Do you also find that Skyscrapers as a genre is just not cursed enough?

I was going to use this idea for a Logic Showcase submission, but it ended up not meeting certain criteria I set myself, so that plan was scrapped. I still think this is an interesting concept though (even if the Penpa tooling is a bit lacking for these kinds of shenanigans).

I’m afraid this puzzle is going to require a little diagram for explanation:

So we’re going to be interpreting this diamond grid as an isometric projection of cubes (much like my Diorama puzzle) and we’ll be placing skyscrapers on some of the faces. These skyscrapers cannot extend outside of the NxNxN box implied by the back walls of the puzzle and no two skyscrapers can occupy the same space.

The clues outside the grid see a “ribbon” of 2N faces obtained by going through the parallel edges of each face. They only care about skyscrapers standing on their ribbon and represent the usual skyscraper counts (how many skyscrapers can be seen from the clue, with skyscrapers obscuring same-size and smaller skyscrapers; note that there’s no actual 3D perspective going on here). Also note that clues cannot see skyscrapers “hovering” over one of their faces. In particular, the red ribbon does not include the vertical grey 2-skyscraper.
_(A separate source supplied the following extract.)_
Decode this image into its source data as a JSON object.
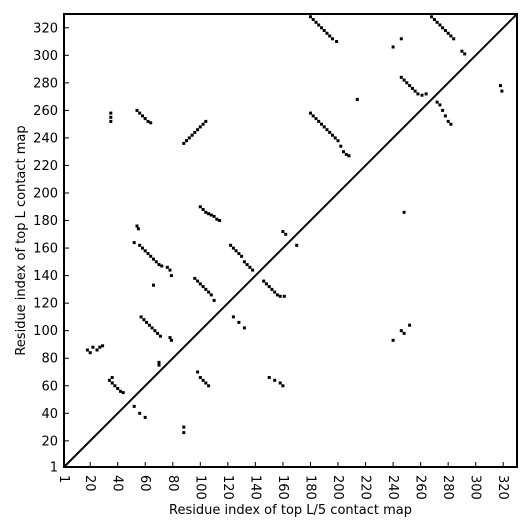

There’s also no Latin square aspect to this ruleset. Any size of skyscraper can appear any number of times as long as there’s enough room for them and the clues are satisfied.

Answer check only looks for the numbers. Make sure to place them in the centre of each face. You can draw the skyscrapers using the Line > Free mode, but their projections might overlap and it gets a bit ugly in the full puzzle.

Godspeed.

Solve it online:

**Rules:** The grid represents an isometric projection of stacked cubes (as well as three back walls, one for each spatial axis). Place skyscrapers with positive integer height on some faces such that no skyscraper extends beyond the bounds of the NxNxN volume defined by the back walls, and such that no two skyscrapers occupy the same volume cell.

A clue outside the grid sees a “ribbon” of 2N faces obtained by traversing parallel edges and considers only the skyscrapers placed on those faces (not skyscrapers which occupy the volume cell above the face but are placed on another face). Their value represents how many faces in the corresponding ribbon contain a larger skyscraper than all faces before it in that ribbon from the direction of the clue.